Dom Mintoff, the former Prime Minister of Malta, has died at the age of 96. He had been retired from active politics for almost a quarter of a century, so it is not surprising that the reaction outside Malta has been rather muted. The Telegraph has an obituary, as has the Guardian, neither of which are as interesting as they might have been.
Mintoff was a dominant figure in Malta from the 50s to the 80s, Prime Minister from 1955-1958 and from 1971-1984. Throughout this time his main opponent was Dr George Borg Olivier. The Maltese press in those days had a strict understanding that they would not publish anything about the private lives of either man. Dr Borg Olivier lived a blameless life, but some of his family would have provided ample scope for the tabloid press, if there had been one in Malta at that time. As for Dom Mintoff, his private life was kept private too, though there was lots of gossip, much of it well founded. His wife was a lady called Moyra, whom everyone liked: she had been born Moyra De Vere Bentinck, which sounds very grand. Some people said she was a distant relation of the Dukes of Portland, others not; still others that her mother had been Dom’s landlady somewhere down the Cowley Road, when he was a Rhodes scholar at Oxford.
In the old days you might see Moyra occasionally in various restaurants. I can remember her being pointed out to me once, and someone saying: “Of course, it is Saturday. This is the day when Dom lets her have the car.”
Moyra was a devoted member of the RSPCA, which was largely run by English ladies in those days. There was a convention that when she was present no one ever referred to her husband, the notoriously anti-British Dom.
But Dom had not always been anti-British. After he had finished at Oxford, he came back to post-War Malta, which had been badly damaged by the Luftwaffe. The British government had sent out two architects, Messrs Harrison and Hubbard, who were charged with the task of supervising reconstruction. They soon left the island and handed over the building projects to their assistant, Dom. It is largely Harrison and Hubbard’s and Dom’s fault that so much of what could have been saved, was not, and so much that was modern and ugly and ill-suited to Malta was built. Malta still has some priceless architectural heritage, but much was lost thanks to the vandalism of these three. It is a tragedy that the destroyed buildings – such as the Auberges de France and Auvergne, and Barry’s Opera House – were not rebuilt, as they could easily have been. Another tragedy is represented by the various government housing schemes built by the pair and Dom: Malta had and still has some lovely domestic architecture, but Dom pioneered the modern and hugely inferior.
If I were to give one reason for my dislike of Dom Mintoff, it would be this: his part in the catastrophic destruction of the Maltese environment, which, even if it had been planned, could not have been more triumphantly successful. Many visitors today find Malta ugly; in fact it is one of the most beautiful and fascinating places on earth, if you know where to look. But Dom made his fortune making swathes of it ugly.

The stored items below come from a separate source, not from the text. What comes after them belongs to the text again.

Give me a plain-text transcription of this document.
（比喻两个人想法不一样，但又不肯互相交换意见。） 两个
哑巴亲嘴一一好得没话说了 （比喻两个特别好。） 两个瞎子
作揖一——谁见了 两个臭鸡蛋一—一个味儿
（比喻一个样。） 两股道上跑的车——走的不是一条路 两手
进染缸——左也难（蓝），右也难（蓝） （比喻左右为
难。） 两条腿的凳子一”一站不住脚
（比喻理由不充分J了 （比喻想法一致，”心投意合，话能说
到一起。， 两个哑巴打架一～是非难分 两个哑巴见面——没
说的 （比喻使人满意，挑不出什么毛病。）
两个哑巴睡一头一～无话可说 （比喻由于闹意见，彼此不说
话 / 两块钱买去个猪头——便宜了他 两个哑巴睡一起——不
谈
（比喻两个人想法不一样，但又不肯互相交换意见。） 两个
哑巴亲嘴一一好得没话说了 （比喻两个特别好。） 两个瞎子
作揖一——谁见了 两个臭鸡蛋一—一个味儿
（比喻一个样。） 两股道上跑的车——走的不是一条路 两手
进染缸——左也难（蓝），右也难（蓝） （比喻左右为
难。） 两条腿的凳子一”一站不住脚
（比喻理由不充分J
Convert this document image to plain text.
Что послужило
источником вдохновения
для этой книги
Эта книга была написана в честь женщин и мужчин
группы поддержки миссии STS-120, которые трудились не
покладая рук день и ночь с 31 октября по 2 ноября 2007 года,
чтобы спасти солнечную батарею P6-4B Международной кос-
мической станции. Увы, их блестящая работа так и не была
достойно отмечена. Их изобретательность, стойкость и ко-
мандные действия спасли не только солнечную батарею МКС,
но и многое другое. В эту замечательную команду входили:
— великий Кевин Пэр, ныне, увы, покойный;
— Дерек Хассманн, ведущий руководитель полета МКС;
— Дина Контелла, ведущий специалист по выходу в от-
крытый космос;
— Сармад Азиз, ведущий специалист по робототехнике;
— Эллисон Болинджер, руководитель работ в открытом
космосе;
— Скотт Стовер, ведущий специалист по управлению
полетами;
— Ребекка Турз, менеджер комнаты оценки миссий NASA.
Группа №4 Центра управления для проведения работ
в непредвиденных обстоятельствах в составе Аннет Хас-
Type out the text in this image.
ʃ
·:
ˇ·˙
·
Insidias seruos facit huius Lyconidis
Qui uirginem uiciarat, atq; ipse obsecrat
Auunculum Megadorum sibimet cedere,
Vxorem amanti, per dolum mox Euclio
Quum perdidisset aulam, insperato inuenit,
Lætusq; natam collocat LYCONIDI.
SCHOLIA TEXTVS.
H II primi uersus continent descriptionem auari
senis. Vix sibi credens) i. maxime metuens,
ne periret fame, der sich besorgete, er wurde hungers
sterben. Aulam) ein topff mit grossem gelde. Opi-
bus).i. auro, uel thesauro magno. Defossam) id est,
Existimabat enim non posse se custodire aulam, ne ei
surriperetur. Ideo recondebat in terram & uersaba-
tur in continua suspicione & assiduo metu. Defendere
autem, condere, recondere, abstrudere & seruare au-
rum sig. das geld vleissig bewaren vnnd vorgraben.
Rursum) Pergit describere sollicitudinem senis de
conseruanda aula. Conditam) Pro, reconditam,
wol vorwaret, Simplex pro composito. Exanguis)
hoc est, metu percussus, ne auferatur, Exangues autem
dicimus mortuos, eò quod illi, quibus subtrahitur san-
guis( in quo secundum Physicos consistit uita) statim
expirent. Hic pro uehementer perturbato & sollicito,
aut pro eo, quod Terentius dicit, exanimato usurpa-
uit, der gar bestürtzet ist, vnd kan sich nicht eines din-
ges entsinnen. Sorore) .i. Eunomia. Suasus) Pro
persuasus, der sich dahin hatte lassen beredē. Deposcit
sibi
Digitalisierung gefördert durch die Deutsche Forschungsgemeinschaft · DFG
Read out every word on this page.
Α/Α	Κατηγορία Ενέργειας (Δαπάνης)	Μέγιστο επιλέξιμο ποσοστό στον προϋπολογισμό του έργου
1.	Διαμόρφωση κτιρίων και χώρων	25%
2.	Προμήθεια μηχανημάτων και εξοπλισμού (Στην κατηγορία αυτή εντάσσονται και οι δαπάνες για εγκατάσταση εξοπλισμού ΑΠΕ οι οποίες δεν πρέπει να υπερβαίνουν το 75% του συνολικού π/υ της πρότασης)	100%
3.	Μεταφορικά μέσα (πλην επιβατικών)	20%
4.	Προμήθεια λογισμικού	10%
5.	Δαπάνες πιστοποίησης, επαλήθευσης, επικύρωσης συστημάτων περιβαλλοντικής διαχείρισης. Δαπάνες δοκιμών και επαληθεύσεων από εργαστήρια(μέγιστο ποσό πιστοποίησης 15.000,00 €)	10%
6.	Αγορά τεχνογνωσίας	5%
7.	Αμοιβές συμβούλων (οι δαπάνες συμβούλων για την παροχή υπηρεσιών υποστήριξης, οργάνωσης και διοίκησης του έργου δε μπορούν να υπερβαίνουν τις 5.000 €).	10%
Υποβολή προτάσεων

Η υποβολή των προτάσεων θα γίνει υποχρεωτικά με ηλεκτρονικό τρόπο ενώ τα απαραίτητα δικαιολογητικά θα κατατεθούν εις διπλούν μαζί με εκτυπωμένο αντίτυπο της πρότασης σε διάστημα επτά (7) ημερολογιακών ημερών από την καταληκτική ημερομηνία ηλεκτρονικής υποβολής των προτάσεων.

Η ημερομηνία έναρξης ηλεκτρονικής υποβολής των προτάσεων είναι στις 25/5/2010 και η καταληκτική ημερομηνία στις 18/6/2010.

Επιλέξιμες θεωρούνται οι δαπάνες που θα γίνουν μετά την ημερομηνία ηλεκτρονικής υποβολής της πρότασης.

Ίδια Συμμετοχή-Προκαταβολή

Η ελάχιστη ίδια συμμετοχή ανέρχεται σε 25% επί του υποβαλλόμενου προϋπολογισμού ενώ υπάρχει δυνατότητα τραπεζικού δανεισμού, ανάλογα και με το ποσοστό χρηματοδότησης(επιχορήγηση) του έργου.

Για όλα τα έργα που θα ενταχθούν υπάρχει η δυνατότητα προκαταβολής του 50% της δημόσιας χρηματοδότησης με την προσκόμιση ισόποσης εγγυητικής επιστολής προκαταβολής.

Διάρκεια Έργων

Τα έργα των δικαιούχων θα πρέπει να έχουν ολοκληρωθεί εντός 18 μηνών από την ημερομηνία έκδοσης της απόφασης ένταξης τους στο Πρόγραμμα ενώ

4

His hatred of Britain was the hatred of a spurned lover, thanks to the failure of his integration project; and his hatred of the Church may have had something to do with that as well, as it was Archbishop Gonzi who effectively torpedoed integration. Oddly for one who championed integration, he later led the campaign against Malta joining the EU. But he never really had any principles. A scourge of the Maltese private schools, he sent his own daughters to Cheltenham Ladies’ College.
But if he hated Britain, there were other countries and leaders he loved. He fawned over Mao Tse-tung and Colonel Gaddafi; he sent the Khmer Rouge a telegram of congratulations on the “liberation” of Phnom Penh. The former were generous with their aid.
The Nationalist government of Dr Borg Olivier had planted Aleppo pines in Malta, as had the British before them. Dom declared that this was all wrong, and insisted that schoolchildren (I was one of them) plant acacia trees; they only live for 15 years, and my government-issue seed never grew at all. The Aleppo pines of the Nationalist flourish still, as do the tamarisks planted by the Israelis (whose embassy Dom shut down, and whose aid he scorned), as do the ficus trees planted by the evil colonialist British.
So much of Dom was political posturing; not even horticulture was safe.
But Dom was no harmless eccentric. Neither was he a democrat. He would send his thugs into action when a little muscle could yield results. His thugs burned down the Times of Malta building, a newspaper that not even the Luftwaffe was able to put out of business. His thugs beat up striking students at the university. His thugs attacked the Archbishop’s Curia (that made the front page of the Catholic Herald); and his thugs attacked the house of the Leader of the Opposition, Dr Eddie Fenech Adami, and assaulted his wife.
But it is all a long time ago, and most people would like to forgive and forget, I am sure. In many ways Dom Mintoff represents a typical post-colonial leader – of that type now only Comrade Robert Mugabe is left. Dom came from a devout family, his brother was a priest, and I shall pray for his soul. I note that the Archbishop of Malta is conducting his funeral in the co-Cathedral (one of the most lovely churches on earth).
His former enemies have spoken kindly about him, including Dr Fenech Adami. May he rest in peace.